I wasn’t a student of Rav Soloveitchik and I don’t know how he would have judged Israel’s actions. I think an honest assessment of how Israel has governed will show Israel isn’t perfect but has governed in accordance with Jewish values. Israel has granted Arabs who stayed in Israel after 1948 full citizenship, with equal rights to Jewish Israeli citizens. Israeli Arabs have the highest standard of living of all Arabs in the Middle East, with full civil rights and health care that is the envy of most of the world. In 1967 Israel captured the Golan Heights and Judea and Samaria (West Bank). At the time, only four Arab cities in the West Bank had running water and there were few roads built. Since then, Israel has greatly improved the infrastructure of the West Bank. Palestinian population numbers, life expectancy and quality of life has greatly improved.

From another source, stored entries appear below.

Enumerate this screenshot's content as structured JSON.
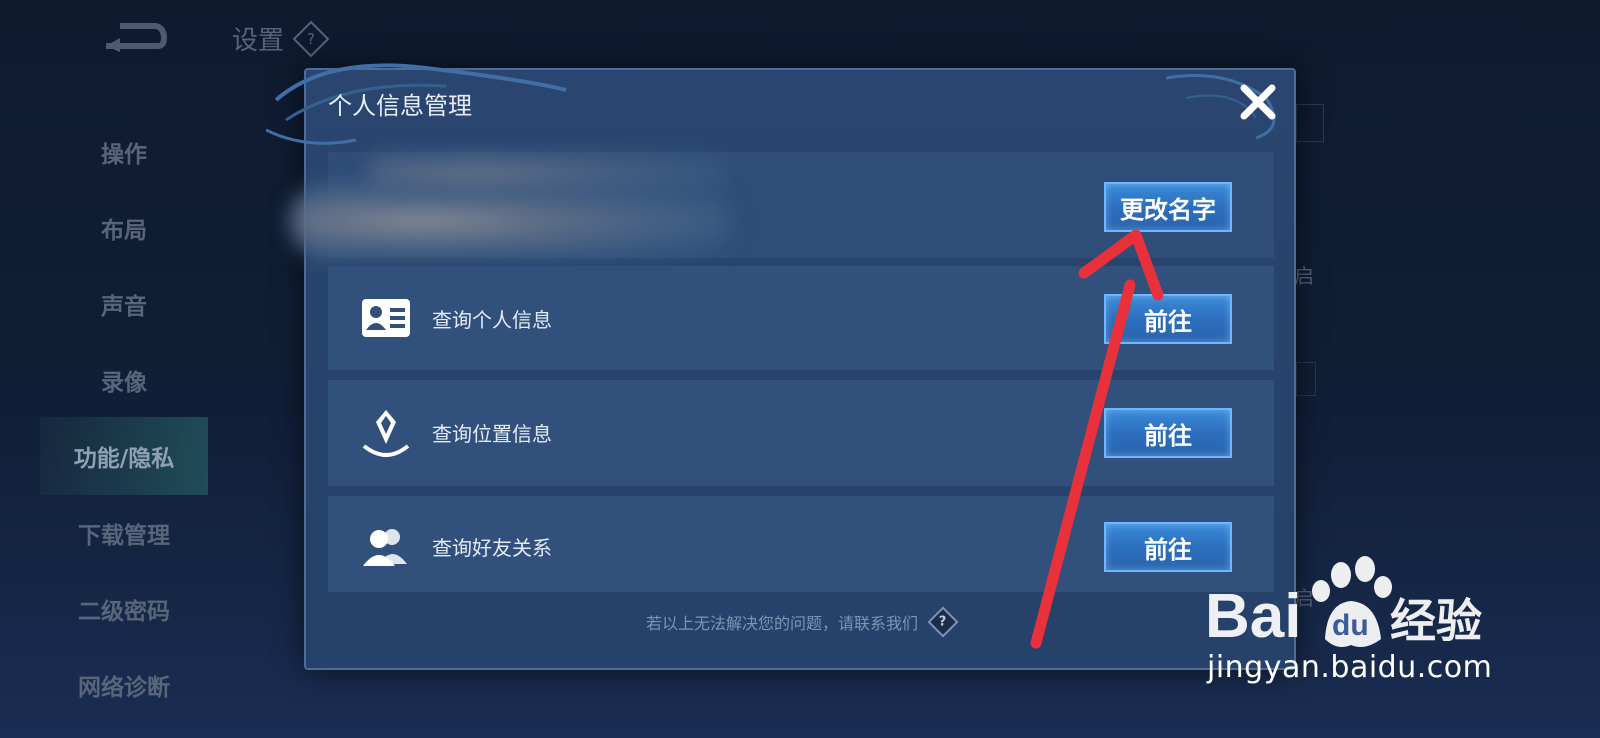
{
  "background": {
    "title": "设置",
    "help_glyph": "?",
    "sidebar_items": [
      {
        "label": "操作"
      },
      {
        "label": "布局"
      },
      {
        "label": "声音"
      },
      {
        "label": "录像"
      },
      {
        "label": "功能/隐私",
        "active": true
      },
      {
        "label": "下载管理"
      },
      {
        "label": "二级密码"
      },
      {
        "label": "网络诊断"
      }
    ],
    "right_fragments": [
      "启",
      "启"
    ]
  },
  "modal": {
    "title": "个人信息管理",
    "change_name_button": "更改名字",
    "rows": [
      {
        "icon": "id-card-icon",
        "label": "查询个人信息",
        "button": "前往"
      },
      {
        "icon": "location-pin-icon",
        "label": "查询位置信息",
        "button": "前往"
      },
      {
        "icon": "friends-icon",
        "label": "查询好友关系",
        "button": "前往"
      }
    ],
    "footer_note": "若以上无法解决您的问题，请联系我们",
    "footer_help_glyph": "?"
  },
  "watermark": {
    "brand": "Bai du 经验",
    "url": "jingyan.baidu.com"
  },
  "colors": {
    "button_blue": "#2c6fbd",
    "annotation_red": "#e8313a"
  }
}
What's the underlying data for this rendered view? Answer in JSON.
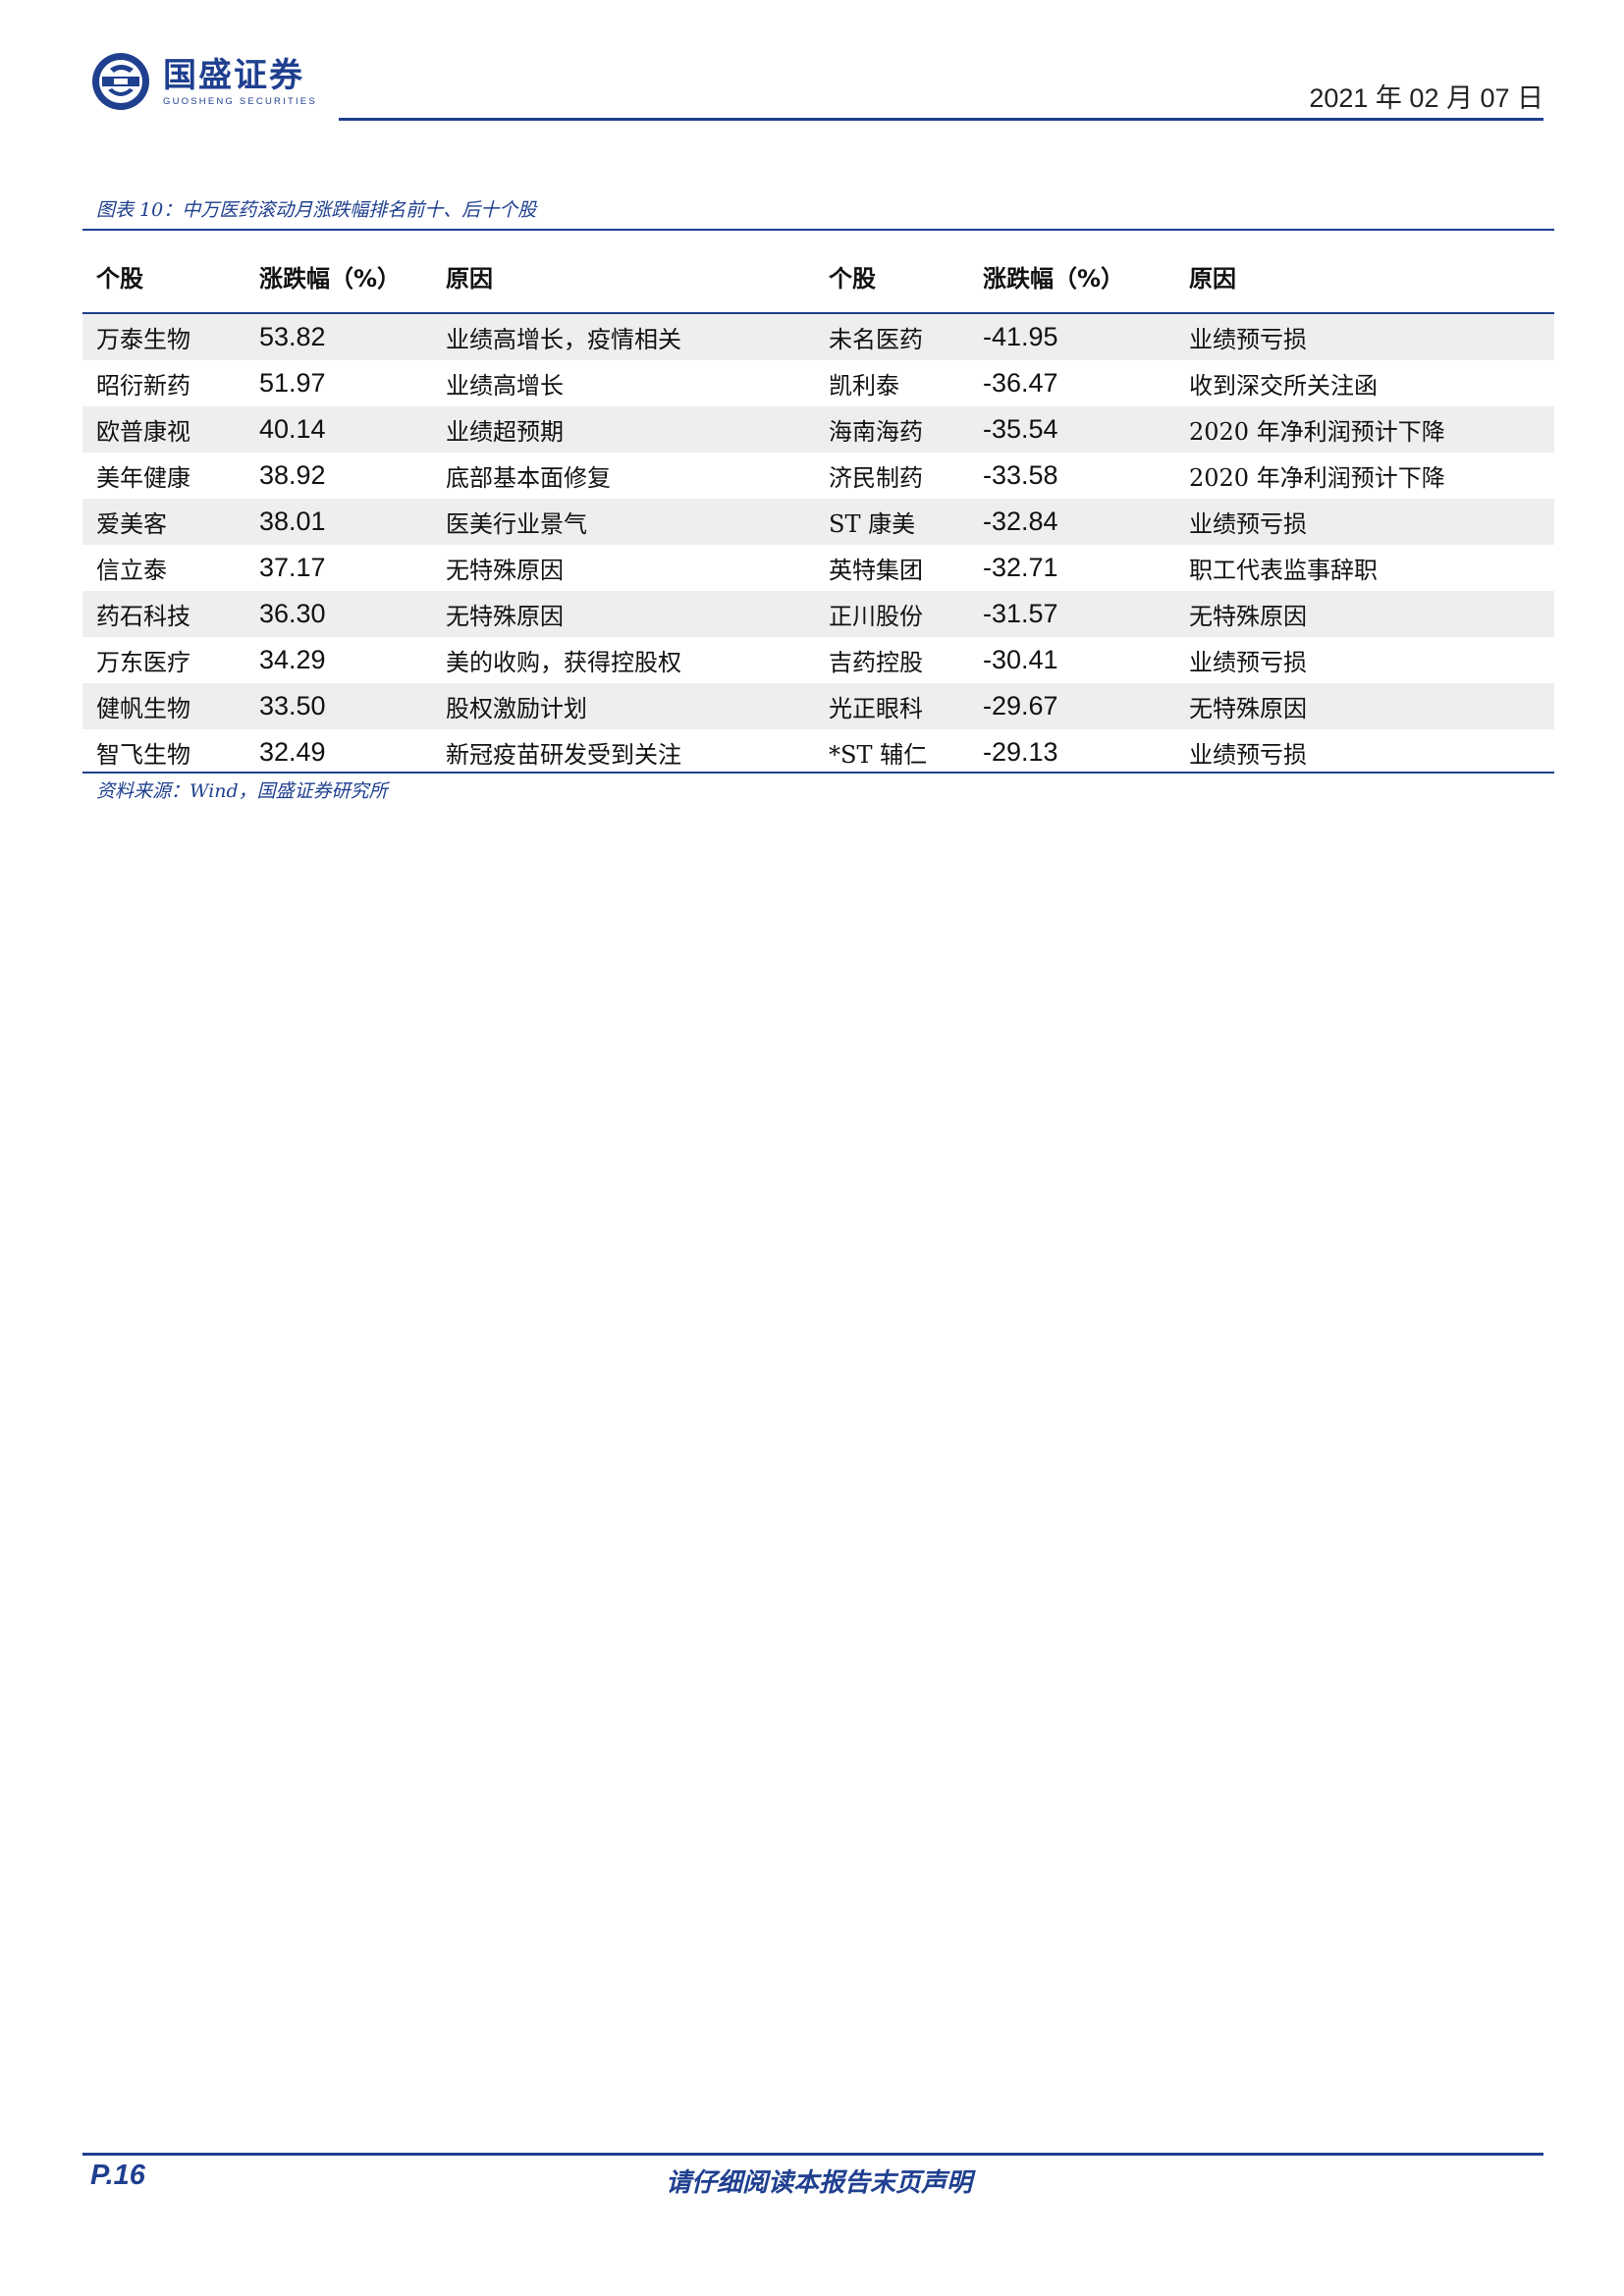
{
  "header": {
    "logo_cn": "国盛证券",
    "logo_en": "GUOSHENG SECURITIES",
    "date": "2021 年 02 月 07 日"
  },
  "figure": {
    "title": "图表 10：中万医药滚动月涨跌幅排名前十、后十个股",
    "source": "资料来源：Wind，国盛证券研究所"
  },
  "table": {
    "headers": [
      "个股",
      "涨跌幅（%）",
      "原因",
      "个股",
      "涨跌幅（%）",
      "原因"
    ],
    "rows": [
      [
        "万泰生物",
        "53.82",
        "业绩高增长，疫情相关",
        "未名医药",
        "-41.95",
        "业绩预亏损"
      ],
      [
        "昭衍新药",
        "51.97",
        "业绩高增长",
        "凯利泰",
        "-36.47",
        "收到深交所关注函"
      ],
      [
        "欧普康视",
        "40.14",
        "业绩超预期",
        "海南海药",
        "-35.54",
        "2020 年净利润预计下降"
      ],
      [
        "美年健康",
        "38.92",
        "底部基本面修复",
        "济民制药",
        "-33.58",
        "2020 年净利润预计下降"
      ],
      [
        "爱美客",
        "38.01",
        "医美行业景气",
        "ST 康美",
        "-32.84",
        "业绩预亏损"
      ],
      [
        "信立泰",
        "37.17",
        "无特殊原因",
        "英特集团",
        "-32.71",
        "职工代表监事辞职"
      ],
      [
        "药石科技",
        "36.30",
        "无特殊原因",
        "正川股份",
        "-31.57",
        "无特殊原因"
      ],
      [
        "万东医疗",
        "34.29",
        "美的收购，获得控股权",
        "吉药控股",
        "-30.41",
        "业绩预亏损"
      ],
      [
        "健帆生物",
        "33.50",
        "股权激励计划",
        "光正眼科",
        "-29.67",
        "无特殊原因"
      ],
      [
        "智飞生物",
        "32.49",
        "新冠疫苗研发受到关注",
        "*ST 辅仁",
        "-29.13",
        "业绩预亏损"
      ]
    ]
  },
  "footer": {
    "page": "P.16",
    "disclaimer": "请仔细阅读本报告末页声明"
  },
  "colors": {
    "brand": "#1f3f8f",
    "row_shade": "#eeeeee"
  }
}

There’s no doubt that many Arab-Israelis and Palestinians would rather the Jewish state disappear and they – for the first time – rule over the land from the Jordan River to the Mediterranean Sea. Israel’s refusal to appease those Arabs and Palestinians doesn’t make them oppressive rulers. Israel and the Jewish people have a right to rule their own land, and ruling Eretz Yisrael is consistent with Jewish values.If Rav Soloveitchik were alive today, I hope he’d be proud of how the government of Israel and its people have ruled their land.